1. Chunhoo Cheon, Jeong-Eun Yoo, Hwa-Seung Yoo, et al., “Efficacy and Safety of Sipjeondaebo-Tang for Anorexia in Patients with Cancer: A Pilot, Randomized, Double-Blind, Placebo-Controlled Trial,” Evidence-Based Complementary and Alternative Medicine, vol. 2017, Article ID 8780325, 9 pages, 2017. doi:10.1155/2017/8780325


So, what should we make of all this?

On the one hand, it is laudable that the Journal does correct the mistake. Bravo!!!

On the other hand, I find it odd that only the authors seem to be found guilty of an ‘error’. Even if it was just a error – and I am happy to give them the benefit of the doubt – there are other parties involved. The reviewers have a responsibility and so does the editor!
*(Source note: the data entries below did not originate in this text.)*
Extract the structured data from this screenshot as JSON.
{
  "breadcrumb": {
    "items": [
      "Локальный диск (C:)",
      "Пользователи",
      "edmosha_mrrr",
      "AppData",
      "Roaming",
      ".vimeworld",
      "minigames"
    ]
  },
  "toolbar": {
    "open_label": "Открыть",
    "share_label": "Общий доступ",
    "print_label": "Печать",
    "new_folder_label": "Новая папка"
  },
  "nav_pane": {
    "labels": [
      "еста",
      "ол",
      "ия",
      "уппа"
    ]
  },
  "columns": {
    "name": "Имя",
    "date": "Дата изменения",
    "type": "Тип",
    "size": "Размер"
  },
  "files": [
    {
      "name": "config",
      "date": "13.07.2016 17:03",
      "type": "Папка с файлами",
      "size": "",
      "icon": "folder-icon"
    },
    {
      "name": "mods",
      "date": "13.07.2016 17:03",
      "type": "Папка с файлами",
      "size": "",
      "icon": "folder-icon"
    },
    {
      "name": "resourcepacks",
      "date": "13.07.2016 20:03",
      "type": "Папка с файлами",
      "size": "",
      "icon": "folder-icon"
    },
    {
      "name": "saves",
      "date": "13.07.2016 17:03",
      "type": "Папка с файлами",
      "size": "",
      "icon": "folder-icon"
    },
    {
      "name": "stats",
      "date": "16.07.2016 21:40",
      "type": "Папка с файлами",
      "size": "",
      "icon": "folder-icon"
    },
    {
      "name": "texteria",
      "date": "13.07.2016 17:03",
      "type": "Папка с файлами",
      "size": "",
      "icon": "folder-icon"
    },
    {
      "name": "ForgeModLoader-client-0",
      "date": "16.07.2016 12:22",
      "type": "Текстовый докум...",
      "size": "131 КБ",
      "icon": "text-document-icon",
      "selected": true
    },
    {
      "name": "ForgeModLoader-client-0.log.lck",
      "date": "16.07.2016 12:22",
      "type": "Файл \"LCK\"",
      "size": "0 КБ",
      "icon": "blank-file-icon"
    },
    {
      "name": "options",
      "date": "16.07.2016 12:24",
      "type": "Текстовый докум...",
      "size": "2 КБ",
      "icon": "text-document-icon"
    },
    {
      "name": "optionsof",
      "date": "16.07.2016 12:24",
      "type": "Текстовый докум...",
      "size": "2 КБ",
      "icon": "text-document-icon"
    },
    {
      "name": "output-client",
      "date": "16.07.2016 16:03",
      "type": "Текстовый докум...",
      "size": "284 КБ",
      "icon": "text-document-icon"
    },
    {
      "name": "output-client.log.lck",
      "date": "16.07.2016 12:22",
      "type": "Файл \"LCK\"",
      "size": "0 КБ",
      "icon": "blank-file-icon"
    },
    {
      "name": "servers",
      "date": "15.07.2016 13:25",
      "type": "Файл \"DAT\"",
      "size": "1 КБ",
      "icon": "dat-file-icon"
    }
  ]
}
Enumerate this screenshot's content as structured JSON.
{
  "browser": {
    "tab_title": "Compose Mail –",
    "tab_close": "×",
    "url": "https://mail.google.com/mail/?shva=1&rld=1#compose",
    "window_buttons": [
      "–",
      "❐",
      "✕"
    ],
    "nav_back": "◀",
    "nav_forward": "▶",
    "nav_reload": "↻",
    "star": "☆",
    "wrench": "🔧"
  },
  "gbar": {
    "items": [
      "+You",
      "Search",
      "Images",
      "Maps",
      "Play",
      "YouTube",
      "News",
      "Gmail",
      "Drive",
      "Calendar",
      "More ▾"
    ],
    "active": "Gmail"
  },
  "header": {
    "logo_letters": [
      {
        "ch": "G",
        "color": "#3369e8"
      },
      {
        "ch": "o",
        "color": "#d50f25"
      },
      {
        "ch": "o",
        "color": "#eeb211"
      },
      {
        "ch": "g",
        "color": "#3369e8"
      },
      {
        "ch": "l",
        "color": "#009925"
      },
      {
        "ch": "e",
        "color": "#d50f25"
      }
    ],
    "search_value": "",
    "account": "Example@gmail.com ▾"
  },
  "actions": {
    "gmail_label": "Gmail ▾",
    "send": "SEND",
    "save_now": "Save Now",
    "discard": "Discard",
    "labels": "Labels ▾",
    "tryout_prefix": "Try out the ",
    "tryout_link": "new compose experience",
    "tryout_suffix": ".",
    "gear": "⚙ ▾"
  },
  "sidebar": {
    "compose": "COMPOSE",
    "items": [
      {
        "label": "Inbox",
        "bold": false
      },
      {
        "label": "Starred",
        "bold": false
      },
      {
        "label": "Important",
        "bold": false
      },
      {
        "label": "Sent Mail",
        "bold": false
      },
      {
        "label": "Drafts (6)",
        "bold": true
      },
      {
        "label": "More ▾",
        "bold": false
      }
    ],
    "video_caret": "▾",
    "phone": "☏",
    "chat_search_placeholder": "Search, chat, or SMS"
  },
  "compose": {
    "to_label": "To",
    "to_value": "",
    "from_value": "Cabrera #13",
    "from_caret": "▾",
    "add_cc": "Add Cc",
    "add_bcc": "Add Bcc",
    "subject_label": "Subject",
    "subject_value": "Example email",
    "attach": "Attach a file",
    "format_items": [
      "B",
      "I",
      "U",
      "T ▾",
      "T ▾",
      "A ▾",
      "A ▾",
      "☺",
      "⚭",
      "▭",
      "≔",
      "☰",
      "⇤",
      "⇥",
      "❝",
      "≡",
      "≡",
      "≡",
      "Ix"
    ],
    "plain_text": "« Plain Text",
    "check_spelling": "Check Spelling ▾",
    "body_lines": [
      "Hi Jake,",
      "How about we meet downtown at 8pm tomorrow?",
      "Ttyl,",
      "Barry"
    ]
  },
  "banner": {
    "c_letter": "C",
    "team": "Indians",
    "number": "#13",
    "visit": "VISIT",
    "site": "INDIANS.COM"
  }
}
Should they not own up to it?

In the end, this sorry tale does not restore my confidence in this Journal, quite the opposite. In view of all this, I have to repeat what I stated in my previous post:

I strongly suggest that:

  1. The journal is de-listed from Medline because similarly misleading nonsense has been coming out of this rag for some time.
  2. The paper is withdrawn because it can only mislead vulnerable patients.

PS

Needless to say that my reply to the above-cited email was to uphold my complaint and urge the Journal to publish an adequate response that includes and explains the failures of the reviewers and the editor. So: watch this space!